Prevalence of Adult Attention Deficit Hyperactivity Disorder and its Correlates among Recently Diagnosed Young Adult Males with HIV
- *Corresponding Author:
- Shankar Kumar
Department of Psychiatry
Bangalore Medical College and
Research Institute, Bangalore
E-mail: [email protected]
Received Date: April 23, 2014; Accepted Date: May 26, 2014; Published Date: June 10, 2014
Citation: Kumar S, Shekar A, Das G, Nahar A, Pandiyan K, et al. (2014) Prevalence of Adult Attention Deficit Hyperactivity Disorder and its Correlates among Recently Diagnosed Young Adult Males with HIV. J AIDS Clin Res 5:314. doi:10.4172/2155-6113.1000314
Copyright: © 2014 Kumar S, et al. This is an open-access article distributed under the terms of the Creative Commons Attribution License, which permits unrestricted use, distribution, and reproduction in any medium, provided the original author and source are credited.
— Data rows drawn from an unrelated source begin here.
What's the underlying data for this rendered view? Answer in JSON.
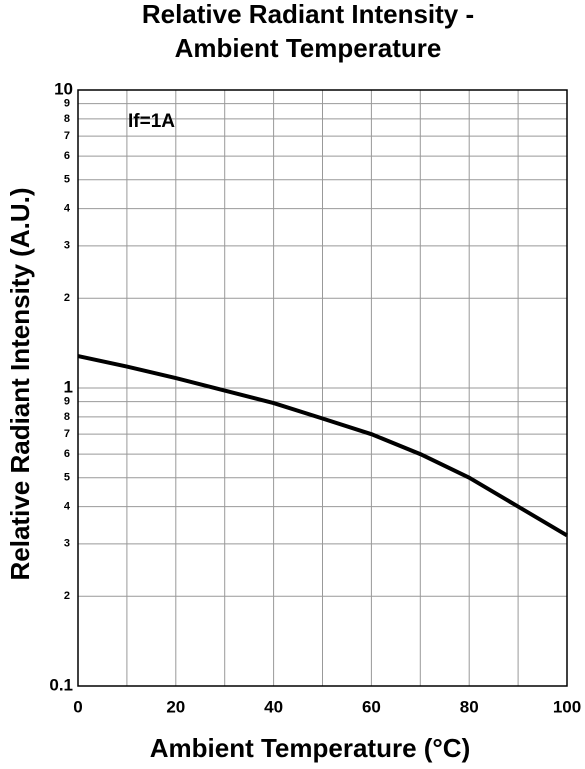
{
  "chart_data": {
    "type": "line",
    "title": [
      "Relative Radiant Intensity -",
      "Ambient Temperature"
    ],
    "x_label": "Ambient Temperature (°C)",
    "y_label": "Relative Radiant Intensity (A.U.)",
    "annotation": "If=1A",
    "y_scale": "log",
    "grid": true,
    "x": [
      0,
      10,
      20,
      30,
      40,
      50,
      60,
      70,
      80,
      90,
      100
    ],
    "series": [
      {
        "name": "If=1A",
        "color": "#000000",
        "values": [
          1.28,
          1.18,
          1.08,
          0.98,
          0.89,
          0.79,
          0.7,
          0.6,
          0.5,
          0.4,
          0.32
        ]
      }
    ],
    "xlim": [
      0,
      100
    ],
    "xticks": [
      0,
      20,
      40,
      60,
      80,
      100
    ],
    "ylim": [
      0.1,
      10
    ],
    "yticks": [
      0.1,
      {
        "value": 0.2,
        "label": "2"
      },
      {
        "value": 0.3,
        "label": "3"
      },
      {
        "value": 0.4,
        "label": "4"
      },
      {
        "value": 0.5,
        "label": "5"
      },
      {
        "value": 0.6,
        "label": "6"
      },
      {
        "value": 0.7,
        "label": "7"
      },
      {
        "value": 0.8,
        "label": "8"
      },
      {
        "value": 0.9,
        "label": "9"
      },
      1,
      {
        "value": 2,
        "label": "2"
      },
      {
        "value": 3,
        "label": "3"
      },
      {
        "value": 4,
        "label": "4"
      },
      {
        "value": 5,
        "label": "5"
      },
      {
        "value": 6,
        "label": "6"
      },
      {
        "value": 7,
        "label": "7"
      },
      {
        "value": 8,
        "label": "8"
      },
      {
        "value": 9,
        "label": "9"
      },
      10
    ]
  }
}
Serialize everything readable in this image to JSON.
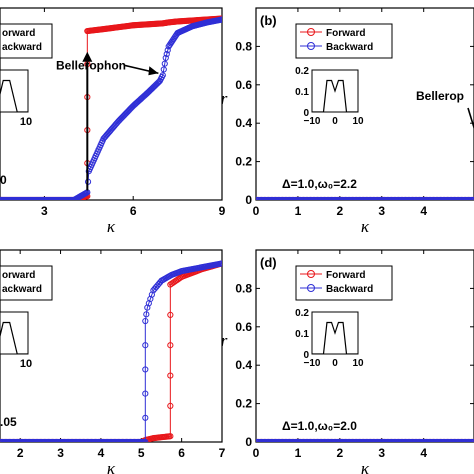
{
  "chart_data": [
    {
      "panel": "a",
      "type": "line",
      "xlabel": "κ",
      "ylabel": "",
      "panel_label": "",
      "xlim": [
        1.5,
        9
      ],
      "ylim": [
        0,
        1
      ],
      "x_ticks": [
        "3",
        "6",
        "9"
      ],
      "y_ticks": [],
      "series": [
        {
          "name": "Forward",
          "color": "#e8171b",
          "x": [
            1.5,
            2,
            3,
            4,
            4.45,
            4.45,
            5,
            5.5,
            6,
            6.5,
            7,
            7.2,
            7.5,
            8,
            8.5,
            9
          ],
          "y": [
            0,
            0,
            0,
            0,
            0.02,
            0.88,
            0.89,
            0.9,
            0.91,
            0.915,
            0.92,
            0.925,
            0.93,
            0.935,
            0.94,
            0.945
          ]
        },
        {
          "name": "Backward",
          "color": "#2f2fd6",
          "x": [
            1.5,
            2,
            3,
            4,
            4.45,
            4.5,
            5,
            5.5,
            6,
            6.5,
            6.9,
            7,
            7.1,
            7.2,
            7.5,
            8,
            8.5,
            9
          ],
          "y": [
            0,
            0,
            0,
            0,
            0.04,
            0.15,
            0.32,
            0.41,
            0.49,
            0.56,
            0.62,
            0.65,
            0.74,
            0.8,
            0.87,
            0.905,
            0.925,
            0.94
          ]
        }
      ],
      "legend": [
        "orward",
        "ackward"
      ],
      "annotation": "Bellerophon",
      "inset": {
        "x": [
          -10,
          -5,
          -1.5,
          1.5,
          5,
          10
        ],
        "y": [
          0,
          0,
          0.15,
          0.15,
          0,
          0
        ],
        "visible_tick": "10"
      },
      "param_text": "0"
    },
    {
      "panel": "b",
      "type": "line",
      "xlabel": "κ",
      "ylabel": "r",
      "panel_label": "(b)",
      "xlim": [
        0,
        5.2
      ],
      "ylim": [
        0,
        1
      ],
      "x_ticks": [
        "0",
        "1",
        "2",
        "3",
        "4"
      ],
      "y_ticks": [
        "0",
        "0.2",
        "0.4",
        "0.6",
        "0.8"
      ],
      "series": [
        {
          "name": "Forward",
          "color": "#e8171b",
          "x": [
            0,
            1,
            2,
            3,
            4,
            5.2
          ],
          "y": [
            0,
            0,
            0,
            0,
            0,
            0
          ]
        },
        {
          "name": "Backward",
          "color": "#2f2fd6",
          "x": [
            0,
            1,
            2,
            3,
            4,
            5.2
          ],
          "y": [
            0,
            0,
            0,
            0,
            0,
            0
          ]
        }
      ],
      "legend": [
        "Forward",
        "Backward"
      ],
      "annotation": "Bellerop",
      "inset": {
        "x": [
          -10,
          -5,
          -3.5,
          -1.5,
          0,
          1.5,
          3.5,
          5,
          10
        ],
        "y": [
          0,
          0,
          0.15,
          0.15,
          0.1,
          0.15,
          0.15,
          0,
          0
        ],
        "x_ticks": [
          "−10",
          "0",
          "10"
        ],
        "y_ticks": [
          "0",
          "0.1",
          "0.2"
        ]
      },
      "param_text": "Δ=1.0,ω₀=2.2"
    },
    {
      "panel": "c",
      "type": "line",
      "xlabel": "κ",
      "ylabel": "",
      "panel_label": "",
      "xlim": [
        1.5,
        7
      ],
      "ylim": [
        0,
        1
      ],
      "x_ticks": [
        "2",
        "3",
        "4",
        "5",
        "6",
        "7"
      ],
      "y_ticks": [],
      "series": [
        {
          "name": "Forward",
          "color": "#e8171b",
          "x": [
            1.5,
            2,
            3,
            4,
            5,
            5.1,
            5.3,
            5.5,
            5.72,
            5.72,
            6,
            6.5,
            7
          ],
          "y": [
            0,
            0,
            0,
            0,
            0,
            0.01,
            0.02,
            0.025,
            0.03,
            0.82,
            0.86,
            0.9,
            0.93
          ]
        },
        {
          "name": "Backward",
          "color": "#2f2fd6",
          "x": [
            1.5,
            2,
            3,
            4,
            5,
            5.1,
            5.1,
            5.15,
            5.3,
            5.5,
            5.75,
            6,
            6.5,
            7
          ],
          "y": [
            0,
            0,
            0,
            0,
            0,
            0,
            0.63,
            0.7,
            0.79,
            0.84,
            0.87,
            0.89,
            0.91,
            0.93
          ]
        }
      ],
      "legend": [
        "orward",
        "ackward"
      ],
      "inset": {
        "x": [
          -10,
          -5,
          -1.5,
          1.5,
          5,
          10
        ],
        "y": [
          0,
          0,
          0.15,
          0.15,
          0,
          0
        ],
        "visible_tick": "10"
      },
      "param_text": ".05"
    },
    {
      "panel": "d",
      "type": "line",
      "xlabel": "κ",
      "ylabel": "r",
      "panel_label": "(d)",
      "xlim": [
        0,
        5.2
      ],
      "ylim": [
        0,
        1
      ],
      "x_ticks": [
        "0",
        "1",
        "2",
        "3",
        "4"
      ],
      "y_ticks": [
        "0",
        "0.2",
        "0.4",
        "0.6",
        "0.8"
      ],
      "series": [
        {
          "name": "Forward",
          "color": "#e8171b",
          "x": [
            0,
            1,
            2,
            3,
            4,
            5.2
          ],
          "y": [
            0,
            0,
            0,
            0,
            0,
            0
          ]
        },
        {
          "name": "Backward",
          "color": "#2f2fd6",
          "x": [
            0,
            1,
            2,
            3,
            4,
            5.2
          ],
          "y": [
            0,
            0,
            0,
            0,
            0,
            0
          ]
        }
      ],
      "legend": [
        "Forward",
        "Backward"
      ],
      "inset": {
        "x": [
          -10,
          -5,
          -3.5,
          -1.5,
          0,
          1.5,
          3.5,
          5,
          10
        ],
        "y": [
          0,
          0,
          0.15,
          0.15,
          0.1,
          0.15,
          0.15,
          0,
          0
        ],
        "x_ticks": [
          "−10",
          "0",
          "10"
        ],
        "y_ticks": [
          "0",
          "0.1",
          "0.2"
        ]
      },
      "param_text": "Δ=1.0,ω₀=2.0"
    }
  ]
}
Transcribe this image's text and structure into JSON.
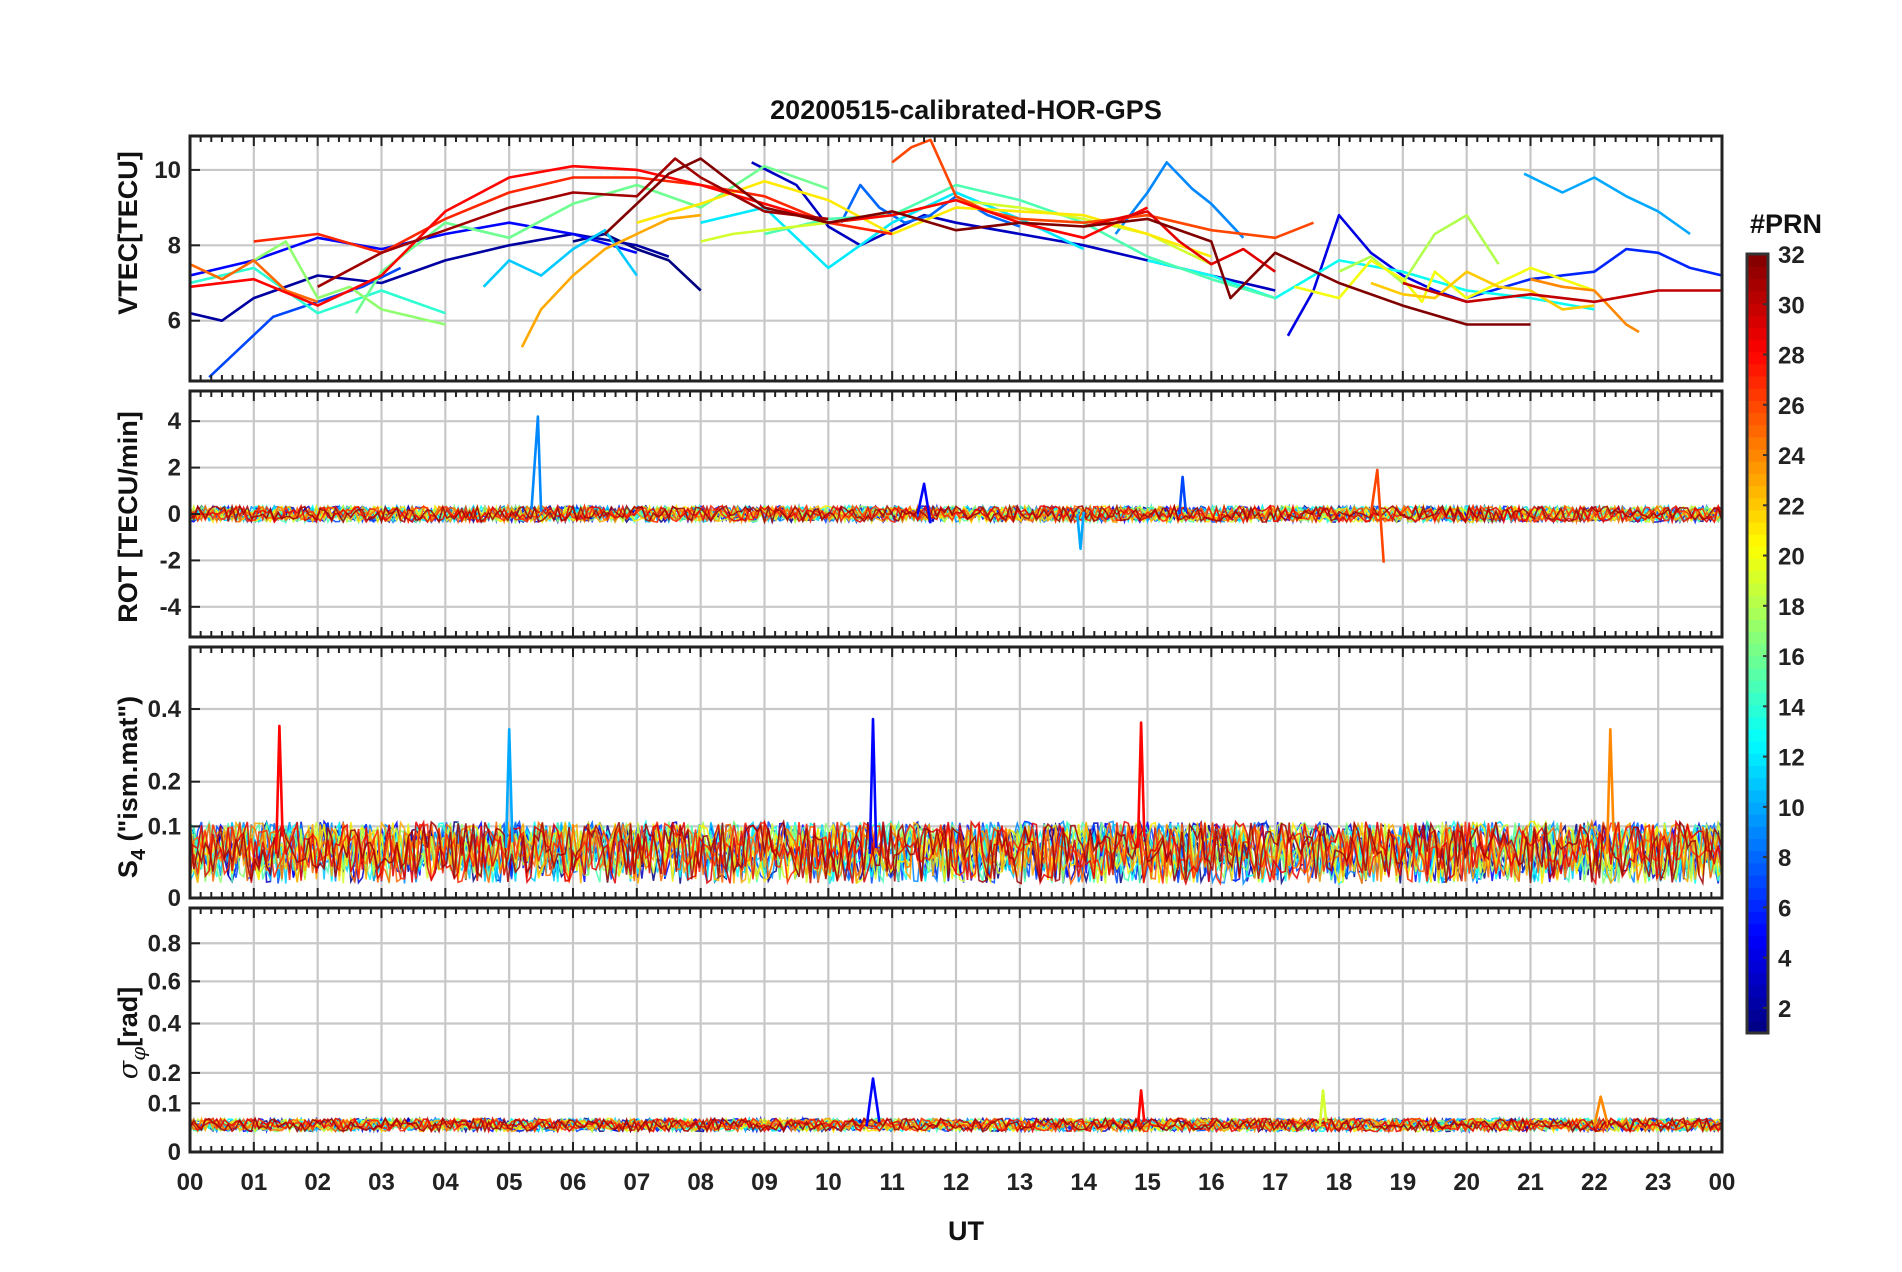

A majority of children with symptoms of Attention Deficit Hyperactivity Disorder (ADHD) from early childhood continue to demonstrate notable ADHD symptoms throughout life. ADHD-associated impulsivity, in adults, has been found to be a predictor of unstable interpersonal relationships and high risk sexual behavior. This study was undertaken to determine the prevalence of adult ADHD in recently diagnosed young male HIV patients. 100 young adult males who were diagnosed with HIV less than a year ago were recruited after an informed consent and were administered the following questionnaires-socio-demographic questionnaire with details of HIV diagnosis, HIV High Risk Behavior Questionnaire (HRBS) to measure High risk sexual behaviors, MINI neuropsychiatric Interview 6.0 to rule out psychiatric co-morbidities, Mini Mental State Examination (MMSE) to rule out major cognitive impairment, Adult ADHD Self Report scale (ASRS) v1.1 to screen for ADHD in adulthood. ADHD-rating scale was administered to parent/ informant to screen for childhood ADHD. Statistical analyses were done using SPSS v 17.0. The prevalence of Adult ADHD in our sample was 20%. 94% of subjects were on Highly Active Anti-Retroviral Therapy (HAART). Adherence to HAART was comparatively lesser in the ADHD group which was statistically significant (p=0.014). Substance use was significantly more in the ADHD group (p=0.03). People with ADHD had significantly higher High Risk sexual behavior than those without ADHD (p<0.001). Hence, these findings suggest that ADHD may contribute to high risk sexual behavior and thereby also the risk of contracting HIV. Future research on a larger population will provide more conclusive evidence. For now, health promotion and specific protection with greater emphasis in this vulnerable population of adult ADHD would be warranted in preventing HIV.